2/21/2013
By Ivan Pereira
Life returned to normal Wednesday for more than 150,000 city students who take school buses, but it was a different story for roughly 100 returning bus workers.
Although the nearly 8,000 school bus drivers and matrons stopped picketing, some companies fired their workers for taking part in the monthlong work stoppage, according to their union.
Michael Cordiello, the president of Local 1181 of the Amalgamated Transit Union, encouraged supporters to keep up the fight, maintain that his members had the right to strike.
“Parents should be outraged at the irresponsibility of not allowing Local 1181 members — who provide their children with safe, experienced transportation . . . — to return to their jobs,” he said in a statement Wednesday.
Several school bus operators in Brooklyn that supposedly gave the 1181 workers the pink slip declined to comment. The city’s Department of Education said attendance was 88.5% during the first day back from a shortened winter break.
The union members stopped working on Jan. 16 because they wanted the city to include employee protection provision in the 1,100 bids, which haven’t been doled out since 1979.
The provision mandates companies that win bids had to hire experienced drivers from the for bus operators at equal pay.
Mayor Michael Bloomberg and Schools Chancellor Dennis Walcott maintained that the courts deemed EPP illegal and the union’s feud was with the bus companies not the city.
Although the mayor didn’t meet with union leaders during the monthlong ordeal, he did set up a meeting between them and school bus companies at Gracie Mansion.
Cordiello continued to chastise the mayor and promised to work with his successor on the EPP issue. Five potential Democratic mayoral candidates, Bill de Blasio, Christine Quinn, Bill Thompson and Sal Albanese, signed a letter last week to the union where they promised to revisit the contracts if elected.
Quinn and Councilman Robert Jackson, who chairs the education committee, sent a letter to parents Tuesday alerting them about the buses, but didn’t give any new comment about the bids Wednesday.

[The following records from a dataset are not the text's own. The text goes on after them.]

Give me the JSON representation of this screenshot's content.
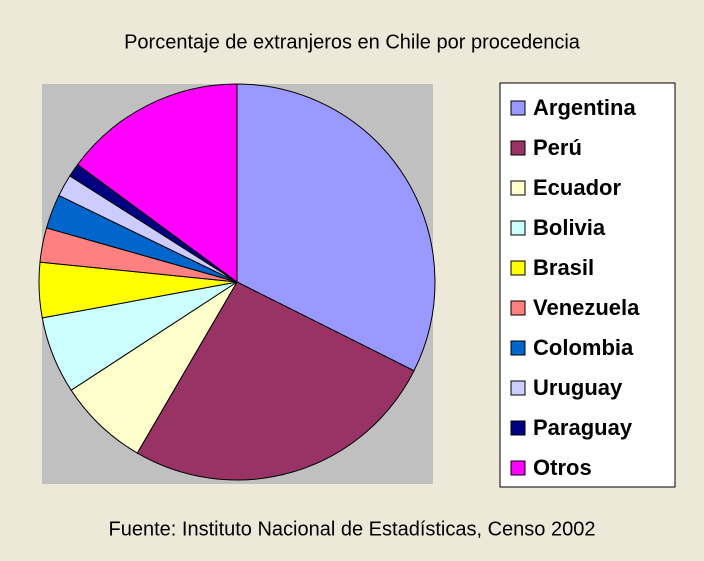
{
  "chart_data": {
    "type": "pie",
    "title": "Porcentaje de extranjeros en Chile por procedencia",
    "source": "Fuente: Instituto Nacional de Estadísticas, Censo 2002",
    "categories": [
      "Argentina",
      "Perú",
      "Ecuador",
      "Bolivia",
      "Brasil",
      "Venezuela",
      "Colombia",
      "Uruguay",
      "Paraguay",
      "Otros"
    ],
    "values": [
      32.4,
      26,
      7.4,
      6.3,
      4.5,
      2.8,
      2.8,
      1.8,
      1.1,
      14.9
    ],
    "colors": [
      "#9999ff",
      "#993366",
      "#ffffcc",
      "#ccffff",
      "#ffff00",
      "#ff8080",
      "#0066cc",
      "#ccccff",
      "#000080",
      "#ff00ff"
    ],
    "legend": "right"
  }
}
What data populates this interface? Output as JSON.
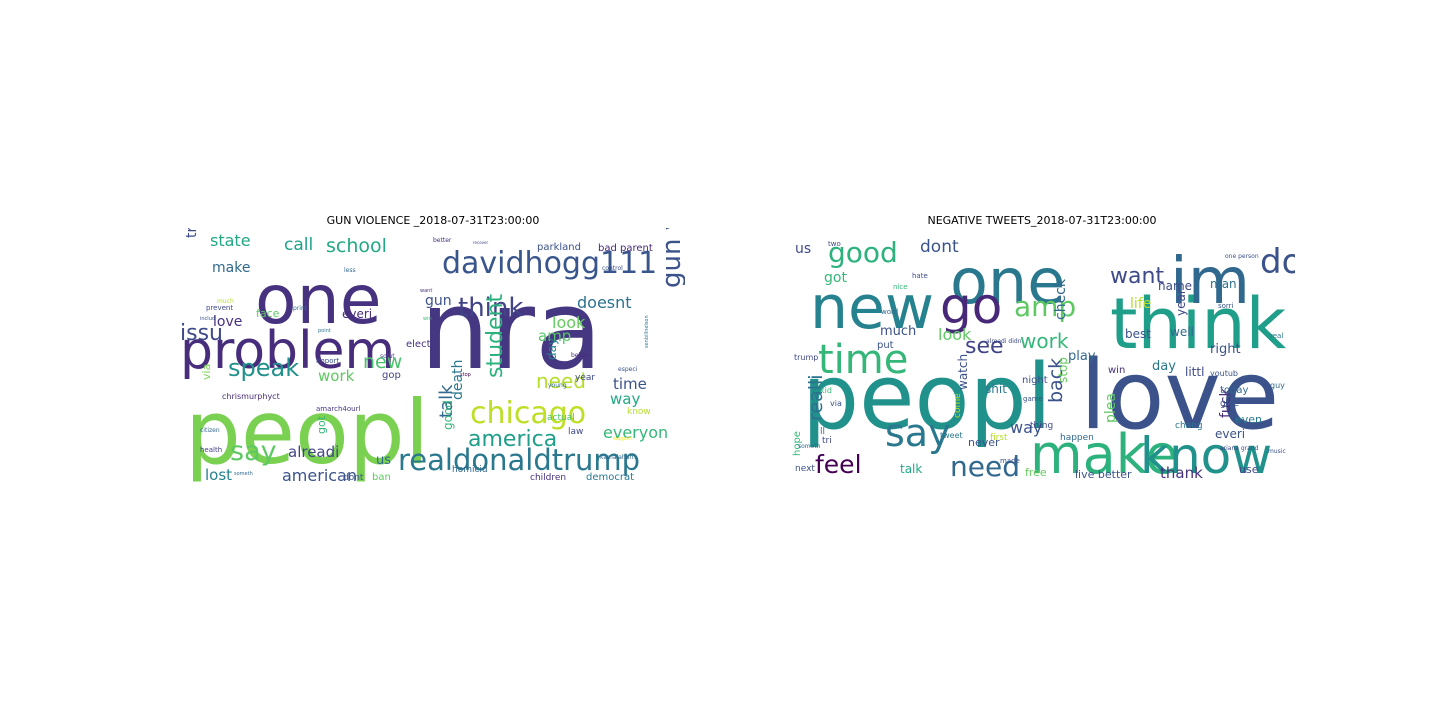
{
  "figure": {
    "panels": [
      {
        "title": "GUN VIOLENCE _2018-07-31T23:00:00",
        "words": [
          {
            "text": "nra",
            "weight": 100,
            "color": "#453781"
          },
          {
            "text": "peopl",
            "weight": 78,
            "color": "#7ad151"
          },
          {
            "text": "one",
            "weight": 70,
            "color": "#46327e"
          },
          {
            "text": "problem",
            "weight": 55,
            "color": "#472d7b"
          },
          {
            "text": "davidhogg111",
            "weight": 32,
            "color": "#39568c"
          },
          {
            "text": "realdonaldtrump",
            "weight": 30,
            "color": "#2a788e"
          },
          {
            "text": "chicago",
            "weight": 30,
            "color": "#bddf26"
          },
          {
            "text": "gun violenc",
            "weight": 26,
            "color": "#3b528b"
          },
          {
            "text": "think",
            "weight": 26,
            "color": "#414487"
          },
          {
            "text": "say",
            "weight": 24,
            "color": "#5ec962"
          },
          {
            "text": "speak",
            "weight": 22,
            "color": "#21918c"
          },
          {
            "text": "student",
            "weight": 20,
            "color": "#2db27d"
          },
          {
            "text": "america",
            "weight": 20,
            "color": "#1f9e89"
          },
          {
            "text": "issu",
            "weight": 20,
            "color": "#3e4989"
          },
          {
            "text": "need",
            "weight": 18,
            "color": "#b5de2b"
          },
          {
            "text": "new",
            "weight": 18,
            "color": "#4ac16d"
          },
          {
            "text": "school",
            "weight": 17,
            "color": "#22a884"
          },
          {
            "text": "talk",
            "weight": 16,
            "color": "#31688e"
          },
          {
            "text": "everyon",
            "weight": 16,
            "color": "#35b779"
          },
          {
            "text": "american",
            "weight": 15,
            "color": "#3b528b"
          },
          {
            "text": "call",
            "weight": 15,
            "color": "#1fa187"
          },
          {
            "text": "look",
            "weight": 15,
            "color": "#65cb5e"
          },
          {
            "text": "doesnt",
            "weight": 14,
            "color": "#2c728e"
          },
          {
            "text": "state",
            "weight": 14,
            "color": "#22a884"
          },
          {
            "text": "alreadi",
            "weight": 14,
            "color": "#414487"
          },
          {
            "text": "amp",
            "weight": 14,
            "color": "#56c667"
          },
          {
            "text": "lost",
            "weight": 14,
            "color": "#26828e"
          },
          {
            "text": "time",
            "weight": 14,
            "color": "#3b528b"
          },
          {
            "text": "make",
            "weight": 13,
            "color": "#30698e"
          },
          {
            "text": "love",
            "weight": 13,
            "color": "#472f7d"
          },
          {
            "text": "trump",
            "weight": 13,
            "color": "#3e4989"
          },
          {
            "text": "way",
            "weight": 13,
            "color": "#22a884"
          },
          {
            "text": "work",
            "weight": 12,
            "color": "#5ec962"
          },
          {
            "text": "gun",
            "weight": 12,
            "color": "#3b528b"
          },
          {
            "text": "death",
            "weight": 12,
            "color": "#2a788e"
          },
          {
            "text": "us",
            "weight": 11,
            "color": "#31688e"
          },
          {
            "text": "day",
            "weight": 11,
            "color": "#26828e"
          },
          {
            "text": "everi",
            "weight": 11,
            "color": "#472d7b"
          },
          {
            "text": "good",
            "weight": 10,
            "color": "#35b779"
          },
          {
            "text": "via",
            "weight": 10,
            "color": "#7ad151"
          },
          {
            "text": "face",
            "weight": 10,
            "color": "#5ec962"
          },
          {
            "text": "got",
            "weight": 10,
            "color": "#35b779"
          },
          {
            "text": "parkland",
            "weight": 9,
            "color": "#3b528b"
          },
          {
            "text": "bad parent",
            "weight": 9,
            "color": "#482878"
          },
          {
            "text": "actual",
            "weight": 9,
            "color": "#4ac16d"
          },
          {
            "text": "law",
            "weight": 9,
            "color": "#3e4989"
          },
          {
            "text": "homicid",
            "weight": 9,
            "color": "#31688e"
          },
          {
            "text": "democrat",
            "weight": 9,
            "color": "#2a788e"
          },
          {
            "text": "children",
            "weight": 9,
            "color": "#46327e"
          },
          {
            "text": "ban",
            "weight": 9,
            "color": "#5ec962"
          },
          {
            "text": "gop",
            "weight": 9,
            "color": "#414487"
          },
          {
            "text": "dont",
            "weight": 9,
            "color": "#3b528b"
          },
          {
            "text": "know",
            "weight": 8,
            "color": "#b5de2b"
          },
          {
            "text": "year",
            "weight": 8,
            "color": "#3e4989"
          },
          {
            "text": "elect",
            "weight": 8,
            "color": "#46327e"
          },
          {
            "text": "chrismurphyct",
            "weight": 8,
            "color": "#472d7b"
          },
          {
            "text": "amarch4ourl",
            "weight": 7,
            "color": "#453781"
          },
          {
            "text": "import",
            "weight": 7,
            "color": "#3b528b"
          },
          {
            "text": "health",
            "weight": 7,
            "color": "#433e85"
          },
          {
            "text": "prevent",
            "weight": 7,
            "color": "#3e4989"
          },
          {
            "text": "citizen",
            "weight": 6,
            "color": "#31688e"
          },
          {
            "text": "control",
            "weight": 6,
            "color": "#3b528b"
          },
          {
            "text": "better",
            "weight": 6,
            "color": "#472d7b"
          },
          {
            "text": "less",
            "weight": 6,
            "color": "#31688e"
          },
          {
            "text": "much",
            "weight": 6,
            "color": "#b5de2b"
          },
          {
            "text": "print",
            "weight": 6,
            "color": "#2c728e"
          },
          {
            "text": "kamalaharri",
            "weight": 6,
            "color": "#31688e"
          },
          {
            "text": "especi",
            "weight": 6,
            "color": "#3b528b"
          },
          {
            "text": "believ",
            "weight": 6,
            "color": "#472d7b"
          },
          {
            "text": "solut",
            "weight": 6,
            "color": "#3e4989"
          },
          {
            "text": "win",
            "weight": 5,
            "color": "#35b779"
          },
          {
            "text": "support",
            "weight": 5,
            "color": "#fde725"
          },
          {
            "text": "someth",
            "weight": 5,
            "color": "#31688e"
          },
          {
            "text": "includ",
            "weight": 5,
            "color": "#3b528b"
          },
          {
            "text": "stop",
            "weight": 5,
            "color": "#440154"
          },
          {
            "text": "point",
            "weight": 5,
            "color": "#2a788e"
          },
          {
            "text": "young",
            "weight": 6,
            "color": "#31688e"
          },
          {
            "text": "want",
            "weight": 5,
            "color": "#472d7b"
          },
          {
            "text": "senbillnelson",
            "weight": 5,
            "color": "#2a788e"
          },
          {
            "text": "recover",
            "weight": 4,
            "color": "#3e4989"
          }
        ]
      },
      {
        "title": "NEGATIVE TWEETS_2018-07-31T23:00:00",
        "words": [
          {
            "text": "love",
            "weight": 100,
            "color": "#3b528b"
          },
          {
            "text": "peopl",
            "weight": 95,
            "color": "#21918c"
          },
          {
            "text": "think",
            "weight": 72,
            "color": "#1f9e89"
          },
          {
            "text": "one",
            "weight": 68,
            "color": "#2a788e"
          },
          {
            "text": "im",
            "weight": 66,
            "color": "#31688e"
          },
          {
            "text": "new",
            "weight": 62,
            "color": "#26828e"
          },
          {
            "text": "make",
            "weight": 58,
            "color": "#2db27d"
          },
          {
            "text": "know",
            "weight": 52,
            "color": "#21918c"
          },
          {
            "text": "go",
            "weight": 50,
            "color": "#482878"
          },
          {
            "text": "time",
            "weight": 42,
            "color": "#35b779"
          },
          {
            "text": "say",
            "weight": 40,
            "color": "#2a788e"
          },
          {
            "text": "don",
            "weight": 34,
            "color": "#3b528b"
          },
          {
            "text": "good",
            "weight": 30,
            "color": "#2db27d"
          },
          {
            "text": "amp",
            "weight": 28,
            "color": "#5ec962"
          },
          {
            "text": "need",
            "weight": 28,
            "color": "#31688e"
          },
          {
            "text": "feel",
            "weight": 26,
            "color": "#440154"
          },
          {
            "text": "want",
            "weight": 24,
            "color": "#3e4989"
          },
          {
            "text": "see",
            "weight": 24,
            "color": "#414487"
          },
          {
            "text": "back",
            "weight": 20,
            "color": "#3b528b"
          },
          {
            "text": "work",
            "weight": 20,
            "color": "#35b779"
          },
          {
            "text": "realli",
            "weight": 20,
            "color": "#2c728e"
          },
          {
            "text": "dont",
            "weight": 18,
            "color": "#3b528b"
          },
          {
            "text": "look",
            "weight": 16,
            "color": "#5ec962"
          },
          {
            "text": "thank",
            "weight": 16,
            "color": "#46327e"
          },
          {
            "text": "way",
            "weight": 16,
            "color": "#3b528b"
          },
          {
            "text": "life",
            "weight": 16,
            "color": "#b5de2b"
          },
          {
            "text": "check",
            "weight": 14,
            "color": "#31688e"
          },
          {
            "text": "fuck",
            "weight": 14,
            "color": "#472d7b"
          },
          {
            "text": "plea",
            "weight": 14,
            "color": "#5ec962"
          },
          {
            "text": "got",
            "weight": 14,
            "color": "#35b779"
          },
          {
            "text": "us",
            "weight": 14,
            "color": "#3e4989"
          },
          {
            "text": "much",
            "weight": 13,
            "color": "#3b528b"
          },
          {
            "text": "play",
            "weight": 13,
            "color": "#31688e"
          },
          {
            "text": "day",
            "weight": 13,
            "color": "#2a788e"
          },
          {
            "text": "right",
            "weight": 13,
            "color": "#3b528b"
          },
          {
            "text": "talk",
            "weight": 12,
            "color": "#22a884"
          },
          {
            "text": "well",
            "weight": 12,
            "color": "#31688e"
          },
          {
            "text": "name",
            "weight": 12,
            "color": "#3e4989"
          },
          {
            "text": "man",
            "weight": 12,
            "color": "#2c728e"
          },
          {
            "text": "shit",
            "weight": 12,
            "color": "#2a788e"
          },
          {
            "text": "best",
            "weight": 12,
            "color": "#3b528b"
          },
          {
            "text": "stop",
            "weight": 12,
            "color": "#65cb5e"
          },
          {
            "text": "littl",
            "weight": 12,
            "color": "#3e4989"
          },
          {
            "text": "watch",
            "weight": 12,
            "color": "#3b528b"
          },
          {
            "text": "year",
            "weight": 12,
            "color": "#3e4989"
          },
          {
            "text": "everi",
            "weight": 12,
            "color": "#3b528b"
          },
          {
            "text": "even",
            "weight": 11,
            "color": "#2a788e"
          },
          {
            "text": "live better",
            "weight": 11,
            "color": "#3b528b"
          },
          {
            "text": "use",
            "weight": 11,
            "color": "#3e4989"
          },
          {
            "text": "free",
            "weight": 11,
            "color": "#65cb5e"
          },
          {
            "text": "never",
            "weight": 11,
            "color": "#3b528b"
          },
          {
            "text": "hope",
            "weight": 10,
            "color": "#35b779"
          },
          {
            "text": "today",
            "weight": 10,
            "color": "#31688e"
          },
          {
            "text": "night",
            "weight": 10,
            "color": "#3b528b"
          },
          {
            "text": "win",
            "weight": 10,
            "color": "#46327e"
          },
          {
            "text": "put",
            "weight": 10,
            "color": "#3b528b"
          },
          {
            "text": "thing",
            "weight": 9,
            "color": "#3e4989"
          },
          {
            "text": "happen",
            "weight": 9,
            "color": "#31688e"
          },
          {
            "text": "give",
            "weight": 9,
            "color": "#3b528b"
          },
          {
            "text": "chang",
            "weight": 9,
            "color": "#2a788e"
          },
          {
            "text": "first",
            "weight": 9,
            "color": "#b5de2b"
          },
          {
            "text": "come",
            "weight": 9,
            "color": "#b5de2b"
          },
          {
            "text": "next",
            "weight": 9,
            "color": "#3b528b"
          },
          {
            "text": "tri",
            "weight": 9,
            "color": "#3e4989"
          },
          {
            "text": "ll",
            "weight": 9,
            "color": "#31688e"
          },
          {
            "text": "kid",
            "weight": 8,
            "color": "#35b779"
          },
          {
            "text": "via",
            "weight": 8,
            "color": "#3b528b"
          },
          {
            "text": "trump",
            "weight": 8,
            "color": "#3e4989"
          },
          {
            "text": "made",
            "weight": 7,
            "color": "#3b528b"
          },
          {
            "text": "guy",
            "weight": 8,
            "color": "#31688e"
          },
          {
            "text": "tweet",
            "weight": 8,
            "color": "#2a788e"
          },
          {
            "text": "youtub",
            "weight": 8,
            "color": "#3b528b"
          },
          {
            "text": "two",
            "weight": 7,
            "color": "#3e4989"
          },
          {
            "text": "nice",
            "weight": 7,
            "color": "#35b779"
          },
          {
            "text": "game",
            "weight": 7,
            "color": "#3b528b"
          },
          {
            "text": "hate",
            "weight": 7,
            "color": "#3e4989"
          },
          {
            "text": "sorri",
            "weight": 7,
            "color": "#3b528b"
          },
          {
            "text": "word",
            "weight": 7,
            "color": "#31688e"
          },
          {
            "text": "real",
            "weight": 7,
            "color": "#2a788e"
          },
          {
            "text": "music",
            "weight": 6,
            "color": "#3b528b"
          },
          {
            "text": "ariana grand",
            "weight": 6,
            "color": "#3e4989"
          },
          {
            "text": "one person",
            "weight": 6,
            "color": "#3b528b"
          },
          {
            "text": "someth",
            "weight": 6,
            "color": "#31688e"
          },
          {
            "text": "alreadi didn",
            "weight": 6,
            "color": "#3e4989"
          }
        ]
      }
    ]
  }
}
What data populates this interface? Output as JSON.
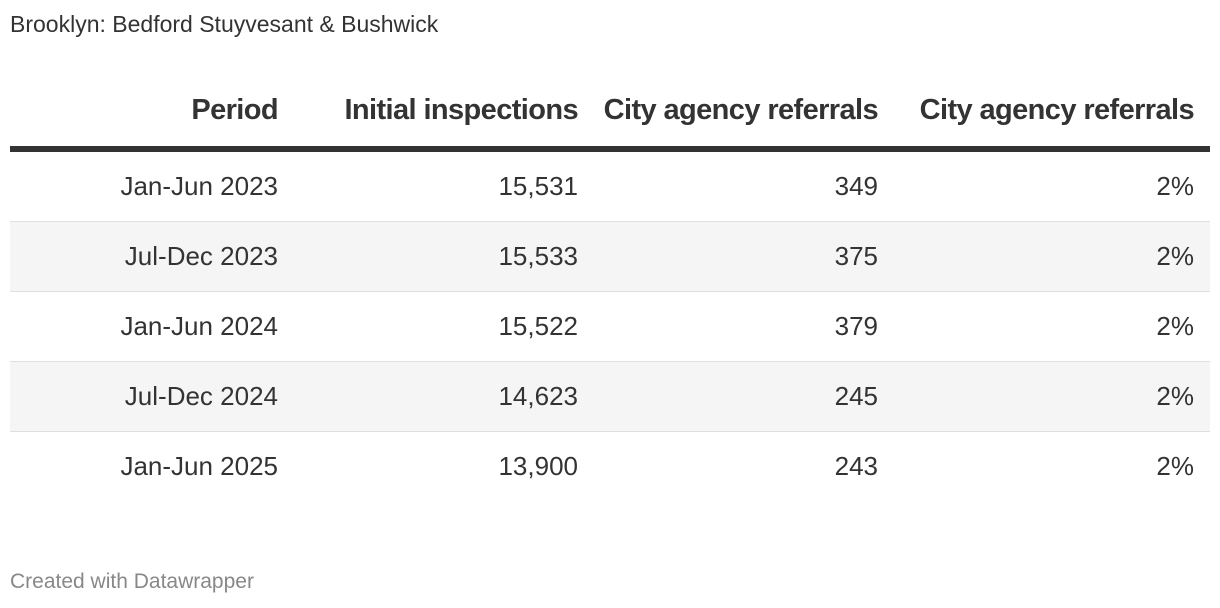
{
  "title": "Brooklyn: Bedford Stuyvesant & Bushwick",
  "footer": "Created with Datawrapper",
  "chart_data": {
    "type": "table",
    "title": "Brooklyn: Bedford Stuyvesant & Bushwick",
    "columns": [
      "Period",
      "Initial inspections",
      "City agency referrals",
      "City agency referrals"
    ],
    "rows": [
      [
        "Jan-Jun 2023",
        "15,531",
        "349",
        "2%"
      ],
      [
        "Jul-Dec 2023",
        "15,533",
        "375",
        "2%"
      ],
      [
        "Jan-Jun 2024",
        "15,522",
        "379",
        "2%"
      ],
      [
        "Jul-Dec 2024",
        "14,623",
        "245",
        "2%"
      ],
      [
        "Jan-Jun 2025",
        "13,900",
        "243",
        "2%"
      ]
    ]
  }
}
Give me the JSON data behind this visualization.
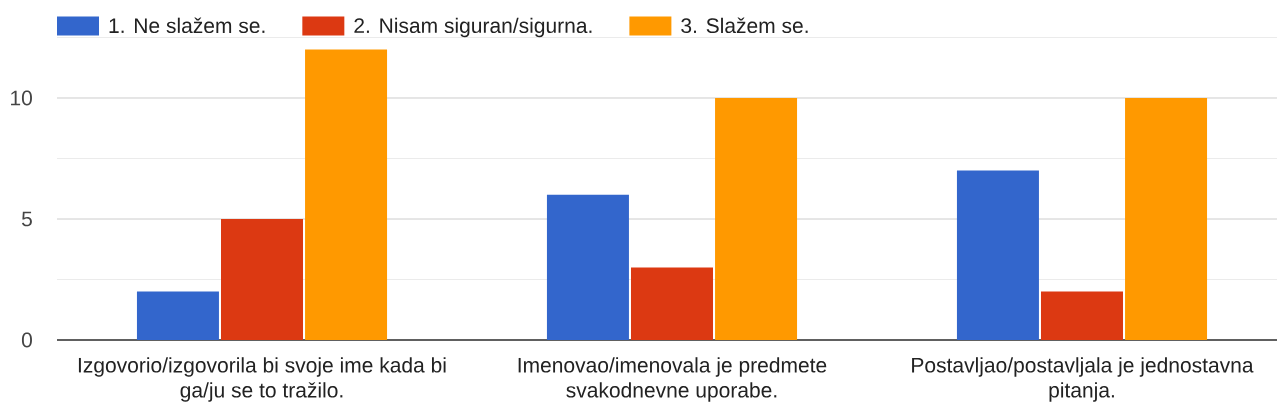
{
  "chart_data": {
    "type": "bar",
    "categories": [
      "Izgovorio/izgovorila bi svoje ime kada bi ga/ju se to tražilo.",
      "Imenovao/imenovala je predmete svakodnevne uporabe.",
      "Postavljao/postavljala je jednostavna pitanja."
    ],
    "series": [
      {
        "name": "1. Ne slažem se.",
        "color": "#3366cc",
        "values": [
          2,
          6,
          7
        ]
      },
      {
        "name": "2. Nisam siguran/sigurna.",
        "color": "#dc3912",
        "values": [
          5,
          3,
          2
        ]
      },
      {
        "name": "3. Slažem se.",
        "color": "#ff9900",
        "values": [
          12,
          10,
          10
        ]
      }
    ],
    "ylim": [
      0,
      12.5
    ],
    "yticks": [
      0,
      {
        "value": 2.5,
        "label": null
      },
      5,
      {
        "value": 7.5,
        "label": null
      },
      10,
      {
        "value": 12.5,
        "label": null
      }
    ],
    "grid": "y",
    "legend": "top left"
  }
}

During a news conference Tuesday, Bloomberg said he didn’t” know what caused the union to suspend the work stoppage but said the outcome was good for the kids.
“Some people say the union won or the administration won. That’s not true. The kids have won,” he said.
The mayor declined to comment about the letter from the Democratic candidates or if it had an effect on the strike, which cost the city about $21 million so far.
He reiterated that the city needed to approve the bids as soon as possible to curb the annual billion dollar cost for school buses.
“We are constantly finding ways to reduce our expenses where we would not want to have them and put them into thing that we would want to provide,” he said.